*César Thiago do Carmo Alves pertence
à Congregação Religiosa dos Filhos de Maria Imaculada (Pavonianos)
‘O Concílio
Vaticano II (1962-1965) constituiu uma guinada para a vida eclesial. Entre
essas guinadas está a reforma da liturgia. A constituição conciliar que trata
dela é a Sacrosanctum Concilium. Foi
aprovada pelos Padres Conciliares no dia 04 de dezembro de 1963. Estavam
presentes 2.178 votantes. 2.158 votaram favoráveis para sua aprovação, 19 foram
contrários e 1 aprovou desde que se fizesse alguma modificação. Portanto,
nota-se um número expressivo de votos favoráveis para aprovação da Constitutio De sacra Liturgia. Esses
dados podem ser encontrados nas atas do Concílio Vaticano II (Acta Synodalia Sacrosancti Concilii Oecumenici
Vaticani II).
Fruto de todo um
trabalho que a precedeu como o movimento litúrgico; a nouvelle théologie que buscou um retorno às fontes escriturísticas,
patrísticas e litúrgicas; o trabalho das comissões pré-preparatória e
preparatória que cuidou de apresentar inicialmente um esquema para a Constitutio De sacra Liturgia, no
intuito de ser examinada pelos Padres Conciliares, a Sacrosanctum Concilium, com os seus 130 números, surge como uma
resposta para a pessoa contemporânea de fé que procura celebrar o seu crer em
Deus por meio da vida litúrgica (proêmio). Tendo presente isso, uma pergunta
emerge : se o Concílio Vaticano II julgou importante uma reforma litúrgica para
que se pudesse fomentar a vida cristã entre os fiéis, adaptando-a às
necessidades contemporâneas, qual é o conceito teológico de liturgia que se
pode extrair da Sacrosanctum Concilium?
Para responder essa pergunta o primeiro elemento que se faz necessário afirmar
é que a liturgia constitui um lugar teológico. Embora o teólogo Melchior Cano
(1509-1560) não a tenha citado em seu tratado De locis theologicis, sabe-se, pela Tradição, que a partir dela o
conhecimento teológico pode elaborar o seu saber, então cabe a afirmação de que
a liturgia constitui um lugar teológico.
São os primeiros
números que ajudam a responder a questão proposta. A liturgia é o lugar no qual
se celebra a obra da redenção do ser humano (n.2). Essa obra teve o seu
prelúdio já no Antigo Testamento, quando Deus operava maravilhas na vida do
povo. Percorrendo a literatura veterotestamentária poder-se-á constatar isso.
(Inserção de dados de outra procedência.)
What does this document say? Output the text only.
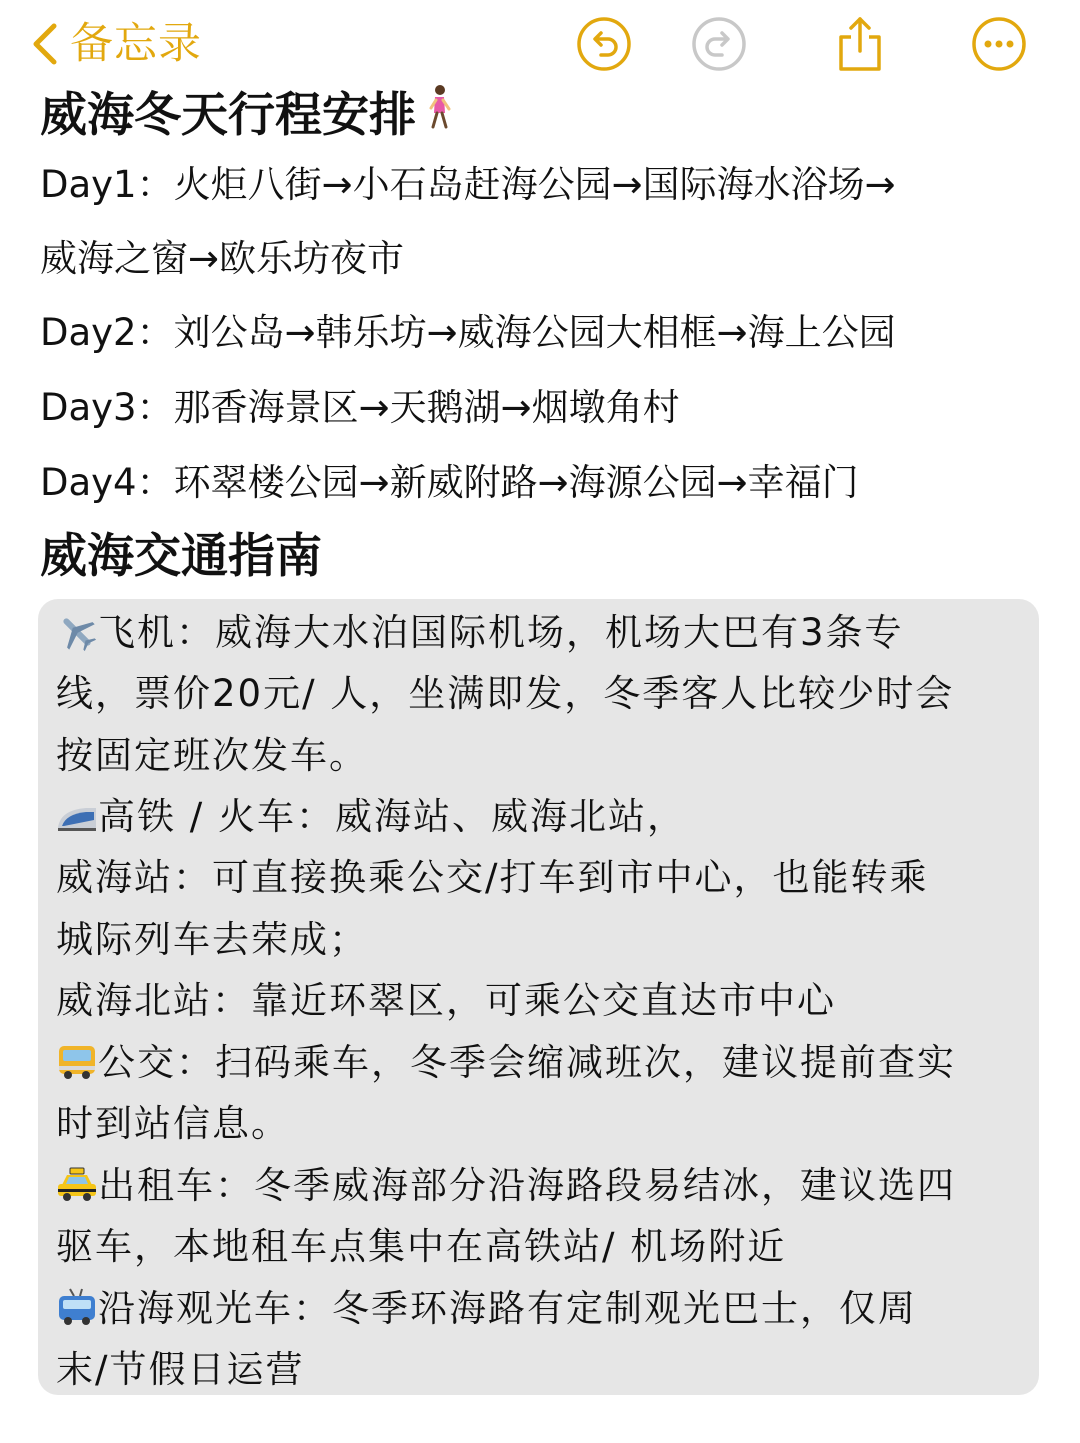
备忘录
威海冬天行程安排
Day1：火炬八街→小石岛赶海公园→国际海水浴场→
威海之窗→欧乐坊夜市
Day2：刘公岛→韩乐坊→威海公园大相框→海上公园
Day3：那香海景区→天鹅湖→烟墩角村
Day4：环翠楼公园→新威附路→海源公园→幸福门
威海交通指南
飞机：威海大水泊国际机场，机场大巴有3条专
线，票价20元/ 人，坐满即发，冬季客人比较少时会
按固定班次发车。
高铁 / 火车：威海站、威海北站，
威海站：可直接换乘公交/打车到市中心，也能转乘
城际列车去荣成；
威海北站：靠近环翠区，可乘公交直达市中心
公交：扫码乘车，冬季会缩减班次，建议提前查实
时到站信息。
出租车：冬季威海部分沿海路段易结冰，建议选四
驱车，本地租车点集中在高铁站/ 机场附近
沿海观光车：冬季环海路有定制观光巴士，仅周
末/节假日运营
Como exemplo das maravilhas de Deus está a libertação dos israelitas da
escravidão no Egito (cf. Ex 13,17-15,21). Tal obra se completou em Jesus Cristo
por meio de sua paixão, morte e ressurreição. No mistério pascal toda a Trindade
está envolvida. O Filho se entrega na obediência filial ao Pai ao seu projeto
salvífico por meio da força do Espírito Santo. Além disso, foi do seu lado
aberto na cruz que nasceu o sacramento de toda a Igreja (n.5). É esse
sacramento que é celebrado. O mistério pascal é para a liturgia o seu fulcro.
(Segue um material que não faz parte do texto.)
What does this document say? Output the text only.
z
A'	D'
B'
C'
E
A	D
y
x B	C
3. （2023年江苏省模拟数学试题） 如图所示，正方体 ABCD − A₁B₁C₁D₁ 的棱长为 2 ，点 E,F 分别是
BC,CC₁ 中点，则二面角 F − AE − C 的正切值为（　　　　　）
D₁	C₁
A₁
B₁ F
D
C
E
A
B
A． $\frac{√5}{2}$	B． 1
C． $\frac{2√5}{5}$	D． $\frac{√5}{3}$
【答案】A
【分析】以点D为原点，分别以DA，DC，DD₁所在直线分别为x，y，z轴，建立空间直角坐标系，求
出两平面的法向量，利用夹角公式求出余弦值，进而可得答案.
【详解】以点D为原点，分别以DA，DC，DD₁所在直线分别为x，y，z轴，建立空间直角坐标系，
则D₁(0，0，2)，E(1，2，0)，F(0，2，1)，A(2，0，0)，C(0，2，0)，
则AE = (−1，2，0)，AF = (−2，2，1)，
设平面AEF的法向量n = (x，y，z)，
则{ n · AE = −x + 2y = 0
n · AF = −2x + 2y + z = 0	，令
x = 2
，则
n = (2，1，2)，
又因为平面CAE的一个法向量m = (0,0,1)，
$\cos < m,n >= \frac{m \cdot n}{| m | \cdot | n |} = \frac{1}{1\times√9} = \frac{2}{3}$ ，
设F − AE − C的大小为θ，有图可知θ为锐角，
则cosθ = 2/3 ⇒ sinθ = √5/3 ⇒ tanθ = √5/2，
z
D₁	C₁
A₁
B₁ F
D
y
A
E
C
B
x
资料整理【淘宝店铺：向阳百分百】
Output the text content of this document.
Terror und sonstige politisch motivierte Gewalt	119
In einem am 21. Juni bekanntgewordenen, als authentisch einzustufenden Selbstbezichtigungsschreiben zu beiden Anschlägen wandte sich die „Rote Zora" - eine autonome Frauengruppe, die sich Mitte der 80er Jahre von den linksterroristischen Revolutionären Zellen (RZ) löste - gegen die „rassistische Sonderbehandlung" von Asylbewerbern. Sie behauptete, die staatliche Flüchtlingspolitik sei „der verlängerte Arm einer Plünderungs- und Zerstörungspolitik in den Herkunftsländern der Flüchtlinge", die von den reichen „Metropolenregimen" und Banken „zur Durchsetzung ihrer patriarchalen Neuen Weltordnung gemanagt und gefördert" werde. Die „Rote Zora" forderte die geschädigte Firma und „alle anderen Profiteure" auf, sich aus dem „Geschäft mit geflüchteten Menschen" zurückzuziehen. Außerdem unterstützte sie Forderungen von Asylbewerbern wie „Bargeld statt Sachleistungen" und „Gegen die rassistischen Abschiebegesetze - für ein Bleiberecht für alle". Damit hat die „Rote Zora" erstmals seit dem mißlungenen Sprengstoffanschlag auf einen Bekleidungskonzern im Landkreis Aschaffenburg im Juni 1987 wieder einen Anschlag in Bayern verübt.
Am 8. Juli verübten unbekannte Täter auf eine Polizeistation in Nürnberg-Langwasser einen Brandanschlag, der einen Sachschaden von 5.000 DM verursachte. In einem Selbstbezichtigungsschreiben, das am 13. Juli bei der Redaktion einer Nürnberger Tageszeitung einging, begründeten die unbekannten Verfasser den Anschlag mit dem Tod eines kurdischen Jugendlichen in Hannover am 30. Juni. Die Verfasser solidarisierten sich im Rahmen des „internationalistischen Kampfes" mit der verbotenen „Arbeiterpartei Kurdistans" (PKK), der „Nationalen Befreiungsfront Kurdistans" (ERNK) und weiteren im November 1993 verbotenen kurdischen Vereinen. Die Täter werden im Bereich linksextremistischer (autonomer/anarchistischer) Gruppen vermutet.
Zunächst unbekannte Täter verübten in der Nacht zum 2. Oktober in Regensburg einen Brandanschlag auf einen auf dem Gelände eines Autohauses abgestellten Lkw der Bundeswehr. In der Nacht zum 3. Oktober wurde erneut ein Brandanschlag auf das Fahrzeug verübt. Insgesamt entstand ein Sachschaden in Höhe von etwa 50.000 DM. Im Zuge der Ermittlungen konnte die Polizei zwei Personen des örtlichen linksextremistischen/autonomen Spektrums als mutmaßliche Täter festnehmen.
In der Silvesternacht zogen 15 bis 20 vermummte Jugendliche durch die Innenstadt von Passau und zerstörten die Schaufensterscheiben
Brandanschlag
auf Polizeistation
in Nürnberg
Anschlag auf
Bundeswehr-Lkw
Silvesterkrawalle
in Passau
Numa perspectiva cristológica e eclesiológica, para a Sacrosanctum Concilium a liturgia é fruto de um mandato do Senhor.
Da mesma forma que Cristo foi enviado pelo Pai, de igual modo ele enviou os
apóstolos não somente para pregar o Evangelho e anunciar o mistério pascal, mas
para também levarem a efeito o que anunciavam, isto é, a obra de salvação
através do Sacrifício, que é a eucaristia, e dos demais sacramentos. Por conta
disso a Igreja nunca deixou de se reunir para a celebração do mistério pascal
(n.6). O caráter comunitário está implícito no modo de se pensar a vida
litúrgica. Não se celebra isolado da comunidade. Em outras palavras, a dimensão cristológica da liturgia está na celebração do mistério
pascal. Já a dimensão eclesiológica
aponta que esse mistério celebrado é feito em comunidade. Mais ainda, ele
cria comunidade. De tal modo que se faz valer o antigo e sempre atual axioma de
Próspero de Aquitânia (†465) lex
orandi-lex credendi, ou seja, aquilo que a Igreja ora é
aquilo que ela crê. A Igreja se reúne para celebrar a páscoa do Senhor justamente
pelo fato de querer evidenciar no que ela professa a sua fé. Isso faz a
comunidade e vice-versa. Dito de outra forma, a
liturgia faz a Igreja e a Igreja faz a liturgia.
A perspectiva
cristológica na Constituição leva a radicalização positiva de algum ponto. Esse
ponto diz respeito à presença de Cristo na liturgia. Era pacífica para a teologia católica dos
sacramentos a afirmação da presença do Senhor no pão e no vinho eucaristizados.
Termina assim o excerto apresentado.